Das Ergebnis war die Einführung von EDS für die Ausarbeitung eines Systems für Casework and Specialist Processes (Casp), in das BPM-Anwendungen von Staffware, Anacomp´s Dokumentansicht- und Speichersystem sowie Vignette´s Tower-Dokumentmanagementpakete integriert wurden. Auch Kodak war involviert, es entwickelte ein System, um Mikrofiche-Aufnahmen in Dokumente zu verwandeln, die jetzt in einem lokalen Speichernetzwerk aufbewahrt werden. Außerdem IBM und Fujitsu, die DVLA´s Kernsysteme betreuten. Dazu gehören Oracle-Datenbanken, die alle Falldaten enthalten.

“Es war eine sehr umfassende Partnerschaft, und ohne die Mithilfe jedes Einzelnen wären wir nicht zurechtgekommen”, meint Evans. “Der Umwandlungsprozess war extrem aufwändig und wir hätten nicht geglaubt, dass er so lange dauern würde. Die Produktentwicklung lief sehr gut, das Problem waren eher die unterstützenden Technologien drum herum, und wir hatten verschiedene Projekte gleichzeitig am Laufen, was die Verwaltung der Interdependenzen schwierig machte.”

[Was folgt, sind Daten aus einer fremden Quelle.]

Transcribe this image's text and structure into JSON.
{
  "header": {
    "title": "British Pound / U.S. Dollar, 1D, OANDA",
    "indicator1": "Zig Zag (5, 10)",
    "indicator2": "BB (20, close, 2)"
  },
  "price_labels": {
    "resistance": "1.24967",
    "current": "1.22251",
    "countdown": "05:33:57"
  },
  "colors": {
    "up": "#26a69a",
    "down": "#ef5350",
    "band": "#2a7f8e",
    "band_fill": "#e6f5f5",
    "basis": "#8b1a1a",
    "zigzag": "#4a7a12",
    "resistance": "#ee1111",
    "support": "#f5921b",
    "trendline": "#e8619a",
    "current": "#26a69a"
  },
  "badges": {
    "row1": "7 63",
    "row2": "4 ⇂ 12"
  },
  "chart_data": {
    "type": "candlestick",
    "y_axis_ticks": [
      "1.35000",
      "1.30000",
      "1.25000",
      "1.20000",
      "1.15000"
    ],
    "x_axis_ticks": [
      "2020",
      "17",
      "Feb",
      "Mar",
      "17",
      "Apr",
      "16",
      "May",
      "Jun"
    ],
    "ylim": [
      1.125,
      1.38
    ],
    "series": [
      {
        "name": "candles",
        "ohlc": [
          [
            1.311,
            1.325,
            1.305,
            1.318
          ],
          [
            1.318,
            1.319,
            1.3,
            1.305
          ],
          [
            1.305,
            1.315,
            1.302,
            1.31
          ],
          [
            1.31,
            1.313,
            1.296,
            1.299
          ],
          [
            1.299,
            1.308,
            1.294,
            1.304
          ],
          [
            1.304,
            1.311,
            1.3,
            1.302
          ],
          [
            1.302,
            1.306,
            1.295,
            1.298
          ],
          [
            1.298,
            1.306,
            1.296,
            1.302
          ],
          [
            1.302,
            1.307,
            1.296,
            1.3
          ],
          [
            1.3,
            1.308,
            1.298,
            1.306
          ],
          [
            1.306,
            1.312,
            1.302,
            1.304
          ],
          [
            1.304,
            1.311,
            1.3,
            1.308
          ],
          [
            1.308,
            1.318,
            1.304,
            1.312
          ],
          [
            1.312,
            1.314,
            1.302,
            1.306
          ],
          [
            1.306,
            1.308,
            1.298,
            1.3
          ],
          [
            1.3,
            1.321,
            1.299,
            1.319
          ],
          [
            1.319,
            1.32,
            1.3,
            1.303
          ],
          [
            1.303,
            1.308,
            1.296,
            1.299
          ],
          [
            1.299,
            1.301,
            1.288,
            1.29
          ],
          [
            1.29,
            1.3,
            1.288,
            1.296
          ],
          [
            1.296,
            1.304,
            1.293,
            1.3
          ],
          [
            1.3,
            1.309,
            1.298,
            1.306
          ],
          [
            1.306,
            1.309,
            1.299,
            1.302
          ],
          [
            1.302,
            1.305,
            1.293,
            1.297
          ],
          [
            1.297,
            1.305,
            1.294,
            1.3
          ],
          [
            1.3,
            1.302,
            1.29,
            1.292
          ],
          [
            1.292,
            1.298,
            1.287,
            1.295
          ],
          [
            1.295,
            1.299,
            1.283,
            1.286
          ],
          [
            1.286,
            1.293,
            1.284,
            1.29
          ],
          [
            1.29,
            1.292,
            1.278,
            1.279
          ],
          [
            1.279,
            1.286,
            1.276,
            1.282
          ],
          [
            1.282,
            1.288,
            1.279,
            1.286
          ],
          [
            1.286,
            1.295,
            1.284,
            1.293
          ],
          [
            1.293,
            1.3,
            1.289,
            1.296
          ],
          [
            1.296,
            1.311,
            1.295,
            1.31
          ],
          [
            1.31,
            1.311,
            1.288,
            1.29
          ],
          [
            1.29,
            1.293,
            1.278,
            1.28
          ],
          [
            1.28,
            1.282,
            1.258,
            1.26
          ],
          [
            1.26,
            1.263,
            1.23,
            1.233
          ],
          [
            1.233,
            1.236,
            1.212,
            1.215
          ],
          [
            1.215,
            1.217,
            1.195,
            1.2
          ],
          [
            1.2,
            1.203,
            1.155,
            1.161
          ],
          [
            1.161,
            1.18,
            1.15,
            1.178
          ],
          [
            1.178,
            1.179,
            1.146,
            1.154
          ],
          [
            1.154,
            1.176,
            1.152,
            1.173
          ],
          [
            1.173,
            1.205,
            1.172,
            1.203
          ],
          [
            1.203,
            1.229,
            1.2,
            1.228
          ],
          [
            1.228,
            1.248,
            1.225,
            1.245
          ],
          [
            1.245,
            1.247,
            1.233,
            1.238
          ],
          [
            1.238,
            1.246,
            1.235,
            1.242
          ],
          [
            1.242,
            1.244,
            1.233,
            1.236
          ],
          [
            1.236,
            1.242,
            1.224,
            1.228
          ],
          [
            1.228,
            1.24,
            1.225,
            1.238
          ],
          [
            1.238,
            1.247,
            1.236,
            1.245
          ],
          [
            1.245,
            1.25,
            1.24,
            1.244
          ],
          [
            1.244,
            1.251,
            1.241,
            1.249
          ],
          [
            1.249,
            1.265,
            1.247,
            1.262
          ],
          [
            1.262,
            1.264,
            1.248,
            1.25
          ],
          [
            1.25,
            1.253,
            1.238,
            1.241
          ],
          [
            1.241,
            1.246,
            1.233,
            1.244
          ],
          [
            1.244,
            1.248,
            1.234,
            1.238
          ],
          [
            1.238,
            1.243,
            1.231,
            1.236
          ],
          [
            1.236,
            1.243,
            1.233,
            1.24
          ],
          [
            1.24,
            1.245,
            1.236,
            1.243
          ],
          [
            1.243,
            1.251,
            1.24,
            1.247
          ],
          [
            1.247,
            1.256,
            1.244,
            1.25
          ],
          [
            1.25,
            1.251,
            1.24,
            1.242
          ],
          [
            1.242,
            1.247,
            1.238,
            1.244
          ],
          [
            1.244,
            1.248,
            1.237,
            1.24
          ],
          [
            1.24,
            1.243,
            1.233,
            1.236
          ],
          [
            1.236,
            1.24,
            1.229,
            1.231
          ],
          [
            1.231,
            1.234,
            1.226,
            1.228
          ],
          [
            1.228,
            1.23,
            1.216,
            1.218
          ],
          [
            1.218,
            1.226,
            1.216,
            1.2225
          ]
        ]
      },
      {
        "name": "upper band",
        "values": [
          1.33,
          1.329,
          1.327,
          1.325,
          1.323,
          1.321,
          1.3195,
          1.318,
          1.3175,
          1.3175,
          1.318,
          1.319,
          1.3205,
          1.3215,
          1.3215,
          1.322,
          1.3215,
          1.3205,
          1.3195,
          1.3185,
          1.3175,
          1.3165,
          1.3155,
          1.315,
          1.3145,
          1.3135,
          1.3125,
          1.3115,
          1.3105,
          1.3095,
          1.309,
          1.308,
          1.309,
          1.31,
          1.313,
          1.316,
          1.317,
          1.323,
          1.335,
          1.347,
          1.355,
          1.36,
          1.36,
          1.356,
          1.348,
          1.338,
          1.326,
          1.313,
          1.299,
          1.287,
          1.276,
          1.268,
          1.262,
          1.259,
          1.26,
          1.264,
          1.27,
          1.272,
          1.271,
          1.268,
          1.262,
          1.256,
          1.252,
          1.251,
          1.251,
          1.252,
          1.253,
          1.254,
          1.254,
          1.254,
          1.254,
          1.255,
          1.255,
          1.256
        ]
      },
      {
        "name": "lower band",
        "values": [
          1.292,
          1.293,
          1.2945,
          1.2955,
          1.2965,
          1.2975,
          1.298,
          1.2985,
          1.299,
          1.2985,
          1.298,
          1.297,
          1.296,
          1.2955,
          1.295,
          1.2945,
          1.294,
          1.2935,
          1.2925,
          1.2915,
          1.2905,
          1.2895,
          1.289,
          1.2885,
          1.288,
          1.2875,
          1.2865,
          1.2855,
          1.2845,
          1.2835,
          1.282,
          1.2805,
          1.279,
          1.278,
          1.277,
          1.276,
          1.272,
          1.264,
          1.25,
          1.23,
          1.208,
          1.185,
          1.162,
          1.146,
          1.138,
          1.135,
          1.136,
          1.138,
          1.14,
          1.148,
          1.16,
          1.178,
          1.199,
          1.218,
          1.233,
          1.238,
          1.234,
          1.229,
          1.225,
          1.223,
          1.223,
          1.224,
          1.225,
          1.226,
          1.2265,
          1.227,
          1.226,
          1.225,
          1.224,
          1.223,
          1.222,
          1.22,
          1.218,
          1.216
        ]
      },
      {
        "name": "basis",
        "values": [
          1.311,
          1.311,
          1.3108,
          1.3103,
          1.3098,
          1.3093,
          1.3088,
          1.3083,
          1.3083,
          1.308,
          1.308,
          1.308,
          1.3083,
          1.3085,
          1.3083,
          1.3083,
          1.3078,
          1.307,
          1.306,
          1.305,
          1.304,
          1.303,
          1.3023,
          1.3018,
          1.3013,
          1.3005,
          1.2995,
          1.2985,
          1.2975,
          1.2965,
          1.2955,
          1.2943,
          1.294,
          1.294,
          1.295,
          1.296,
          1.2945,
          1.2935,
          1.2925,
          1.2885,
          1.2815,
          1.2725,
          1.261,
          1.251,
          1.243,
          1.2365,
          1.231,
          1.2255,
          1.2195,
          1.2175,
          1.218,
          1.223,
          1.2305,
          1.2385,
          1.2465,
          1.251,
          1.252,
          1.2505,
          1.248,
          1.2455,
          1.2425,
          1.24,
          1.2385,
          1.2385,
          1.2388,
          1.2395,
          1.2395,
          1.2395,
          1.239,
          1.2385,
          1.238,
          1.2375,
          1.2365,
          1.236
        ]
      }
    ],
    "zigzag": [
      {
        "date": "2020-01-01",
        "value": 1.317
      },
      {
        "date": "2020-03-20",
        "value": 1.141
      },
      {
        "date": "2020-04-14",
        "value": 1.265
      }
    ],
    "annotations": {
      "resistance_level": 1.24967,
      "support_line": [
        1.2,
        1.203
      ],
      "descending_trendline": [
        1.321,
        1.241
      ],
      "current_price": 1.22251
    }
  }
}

Gleich einem CRM-System stehen alle wichtigen Daten im BPM-System shnell bereit

Nun führt die BPM-Maschine in Casp alle Casework-Prozesse aus drei Abteilungen zusammen und erlaubt es allen im Call Center Beschäftigen und Sachbearbeitern, auf die Dokumente und Personendaten in Sekundenschnelle zuzugreifen, während es früher fünf oder 6 Minuten gedauert hat, bis die Mitarbeiter “Erfahrung und Erinnerungsvermögen zum Auffinden der Information mobilisiert hatten”.

Jeder einzelne Fall mit seinen vielen verschiedenen Dokumenten und Aufgaben wird verfolgt. Sämtliche Probleme oder versäumte Schritte im festgelegten Arbeitsablauf werden für die Mitarbeiter deutlich erkennbar angezeigt.

Nicht nur die Überprüf- und Verfolgbarkeit der Daten hat sich verbessert, DMS allein konnte innerhalb eines halben Jahres seinen Arbeitsrückstand von 100.000 Fällen auf 60.000 verringern. Und trotz eines 24prozentigen Anstiegs der ärztlichen Anfragen innerhalb von 5 Jahren, musste auch diese Abteilung keine neuen Mitarbeiter einstellen.